Repository files navigation

This repository hosts the source code and instructions to reproduce the analysis and results from our study on epilepsy and copy number variation.

If you just want the CNV calls, find them in the FigShare repository, or directly here.

To review the code and resulting graphs/numbers, have a look at the R-markdown reports in the reports folder and scripts in the src folder.

To rerun the analysis, follow these steps:

Step 1: Download the relevant data

The necessary data has been deposited on FigShare. Depending on the analysis, you might not need to download all the data.

Still, the easiest way is to download all the data (1.5 GB) and unzip it in the data folder.

Soon, we will prepare different packs that will be downloadable with:

  • downloadBenchmark.sh (XX Mb) for the in silico benchmark of PopSV and comparison with existing methods, using the Twin study and CageKid datasets.
  • downloadEpilepsy.sh (XX Mb) for the SV analysis in the epilepsy/control cohort.

Step 2: Install R dependencies

Many different packages are used throughout the analysis. The commands to install them are written in the installDependencies.R. To install all the necessary packages open R and run source("installDependencies.R").

Step 3: Compile the R-markdown reports

The raw R-markdown reports are located in the src folder. To recompile them simply run:

library(rmarkdown)
render("XXX.Rmd")

You can also compile a bunch of reports using the compile*.sh scripts. For example:

sh compileEpilepsy.sh

You can already see the reports produced by these scripts in the reports folder.

Notes

The code was tested on fresh dockerized Ubuntu with R 3.2.5. Windows is not recommended as the parallel package is not available.

Results might differ slightly from the ones in our paper because several results are based on permutations or sampling procedures.

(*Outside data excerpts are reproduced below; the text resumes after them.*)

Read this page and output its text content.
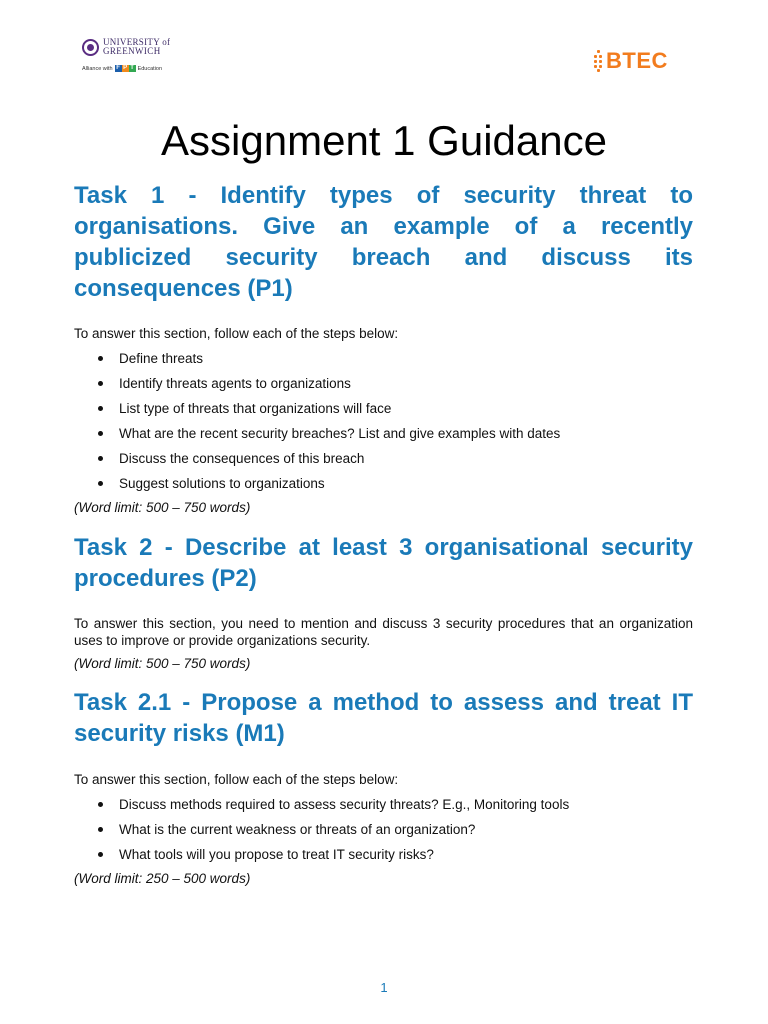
UNIVERSITY of
GREENWICH
Alliance with F P T Education	BTEC
Assignment 1 Guidance
Task 1 - Identify types of security threat to organisations. Give an example of a recently publicized security breach and discuss its consequences (P1)

To answer this section, follow each of the steps below:

Define threats
Identify threats agents to organizations
List type of threats that organizations will face
What are the recent security breaches? List and give examples with dates
Discuss the consequences of this breach
Suggest solutions to organizations

(Word limit: 500 – 750 words)

Task 2 - Describe at least 3 organisational security procedures (P2)

To answer this section, you need to mention and discuss 3 security procedures that an organization uses to improve or provide organizations security.

(Word limit: 500 – 750 words)

Task 2.1 - Propose a method to assess and treat IT security risks (M1)

To answer this section, follow each of the steps below:

Discuss methods required to assess security threats? E.g., Monitoring tools
What is the current weakness or threats of an organization?
What tools will you propose to treat IT security risks?

(Word limit: 250 – 500 words)

1
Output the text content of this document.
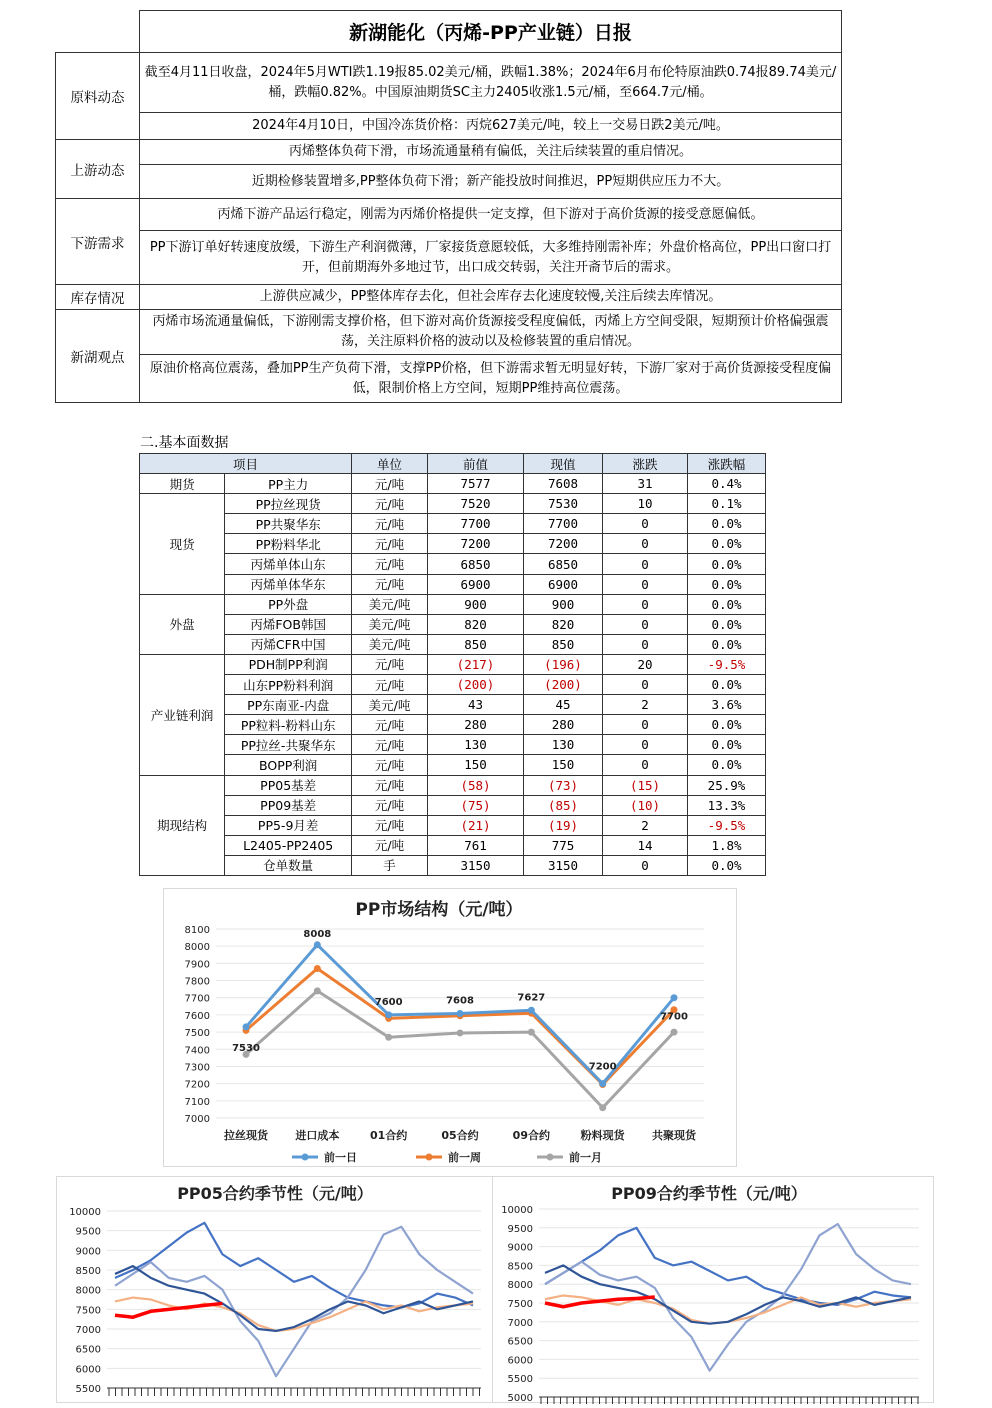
	新湖能化（丙烯-PP产业链）日报
原料动态	截至4月11日收盘，2024年5月WTI跌1.19报85.02美元/桶，跌幅1.38%；2024年6月布伦特原油跌0.74报89.74美元/桶，跌幅0.82%。中国原油期货SC主力2405收涨1.5元/桶，至664.7元/桶。
	2024年4月10日，中国冷冻货价格：丙烷627美元/吨，较上一交易日跌2美元/吨。
上游动态	丙烯整体负荷下滑，市场流通量稍有偏低，关注后续装置的重启情况。
	近期检修装置增多,PP整体负荷下滑；新产能投放时间推迟，PP短期供应压力不大。
下游需求	丙烯下游产品运行稳定，刚需为丙烯价格提供一定支撑，但下游对于高价货源的接受意愿偏低。
	PP下游订单好转速度放缓，下游生产利润微薄，厂家接货意愿较低，大多维持刚需补库；外盘价格高位，PP出口窗口打开，但前期海外多地过节，出口成交转弱，关注开斋节后的需求。
库存情况	上游供应减少，PP整体库存去化，但社会库存去化速度较慢,关注后续去库情况。
新湖观点	丙烯市场流通量偏低，下游刚需支撑价格，但下游对高价货源接受程度偏低，丙烯上方空间受限，短期预计价格偏强震荡，关注原料价格的波动以及检修装置的重启情况。
	原油价格高位震荡，叠加PP生产负荷下滑，支撑PP价格，但下游需求暂无明显好转，下游厂家对于高价货源接受程度偏低，限制价格上方空间，短期PP维持高位震荡。
二.基本面数据
项目		单位	前值	现值	涨跌	涨跌幅
期货	PP主力	元/吨	7577	7608	31	0.4%
现货	PP拉丝现货	元/吨	7520	7530	10	0.1%
	PP共聚华东	元/吨	7700	7700	0	0.0%
	PP粉料华北	元/吨	7200	7200	0	0.0%
	丙烯单体山东	元/吨	6850	6850	0	0.0%
	丙烯单体华东	元/吨	6900	6900	0	0.0%
外盘	PP外盘	美元/吨	900	900	0	0.0%
	丙烯FOB韩国	美元/吨	820	820	0	0.0%
	丙烯CFR中国	美元/吨	850	850	0	0.0%
产业链利润	PDH制PP利润	元/吨	(217)	(196)	20	-9.5%
	山东PP粉料利润	元/吨	(200)	(200)	0	0.0%
	PP东南亚-内盘	美元/吨	43	45	2	3.6%
	PP粒料-粉料山东	元/吨	280	280	0	0.0%
	PP拉丝-共聚华东	元/吨	130	130	0	0.0%
	BOPP利润	元/吨	150	150	0	0.0%
期现结构	PP05基差	元/吨	(58)	(73)	(15)	25.9%
	PP09基差	元/吨	(75)	(85)	(10)	13.3%
	PP5-9月差	元/吨	(21)	(19)	2	-9.5%
	L2405-PP2405	元/吨	761	775	14	1.8%
	仓单数量	手	3150	3150	0	0.0%
PP市场结构（元/吨）
7000
7100
7200
7300
7400
7500
7600
7700
7800
7900
8000
8100
拉丝现货 进口成本	01合约	05合约	09合约	粉料现货 共聚现货
7530
8008
7600	7608	7627
7200
7700
前一日	前一周	前一月
PP05合约季节性（元/吨）
5500
6000
6500
7000
7500
8000
8500
9000
9500
10000
PP09合约季节性（元/吨）
5000
5500
6000
6500
7000
7500
8000
8500
9000
9500
10000
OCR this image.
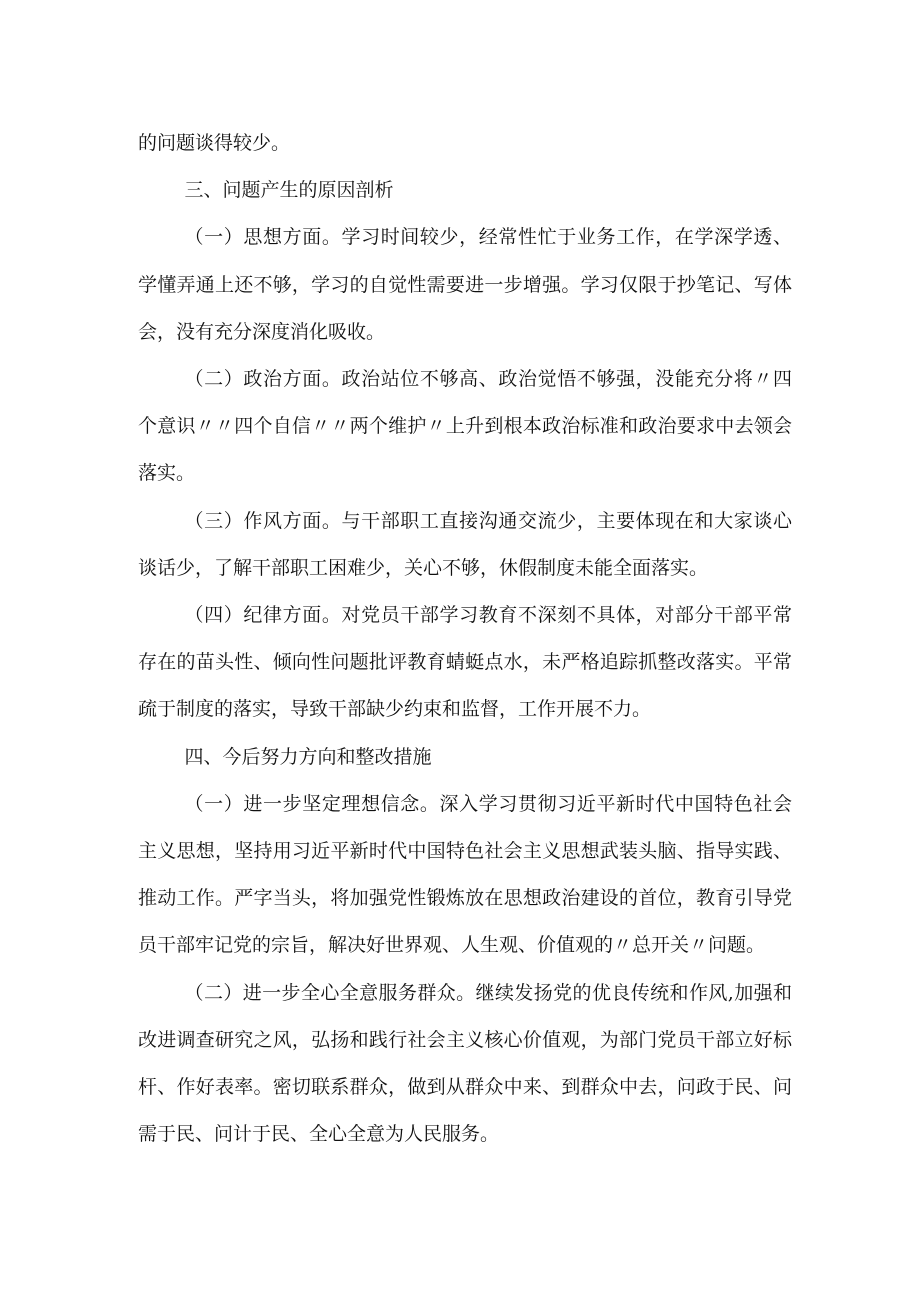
的问题谈得较少。

三、问题产生的原因剖析

（一）思想方面。学习时间较少，经常性忙于业务工作，在学深学透、学懂弄通上还不够，学习的自觉性需要进一步增强。学习仅限于抄笔记、写体会，没有充分深度消化吸收。

（二）政治方面。政治站位不够高、政治觉悟不够强，没能充分将〃四个意识〃〃四个自信〃〃两个维护〃上升到根本政治标准和政治要求中去领会落实。

（三）作风方面。与干部职工直接沟通交流少，主要体现在和大家谈心谈话少，了解干部职工困难少，关心不够，休假制度未能全面落实。

（四）纪律方面。对党员干部学习教育不深刻不具体，对部分干部平常存在的苗头性、倾向性问题批评教育蜻蜓点水，未严格追踪抓整改落实。平常疏于制度的落实，导致干部缺少约束和监督，工作开展不力。

四、今后努力方向和整改措施

（一）进一步坚定理想信念。深入学习贯彻习近平新时代中国特色社会主义思想，坚持用习近平新时代中国特色社会主义思想武装头脑、指导实践、推动工作。严字当头，将加强党性锻炼放在思想政治建设的首位，教育引导党员干部牢记党的宗旨，解决好世界观、人生观、价值观的〃总开关〃问题。

（二）进一步全心全意服务群众。继续发扬党的优良传统和作风,加强和改进调查研究之风，弘扬和践行社会主义核心价值观，为部门党员干部立好标杆、作好表率。密切联系群众，做到从群众中来、到群众中去，问政于民、问需于民、问计于民、全心全意为人民服务。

The number of permutations for a few analysis have been reduced in order to be able to compute them on a laptop in a reasonable amount of time. For the paper we used high performance computers to increase the number of permutations.

For the most time-consuming steps, we used the caching option during the report compilation. It means that it will take the normal time to compile the first time, but will avoid rerunning the long steps on the following compilations.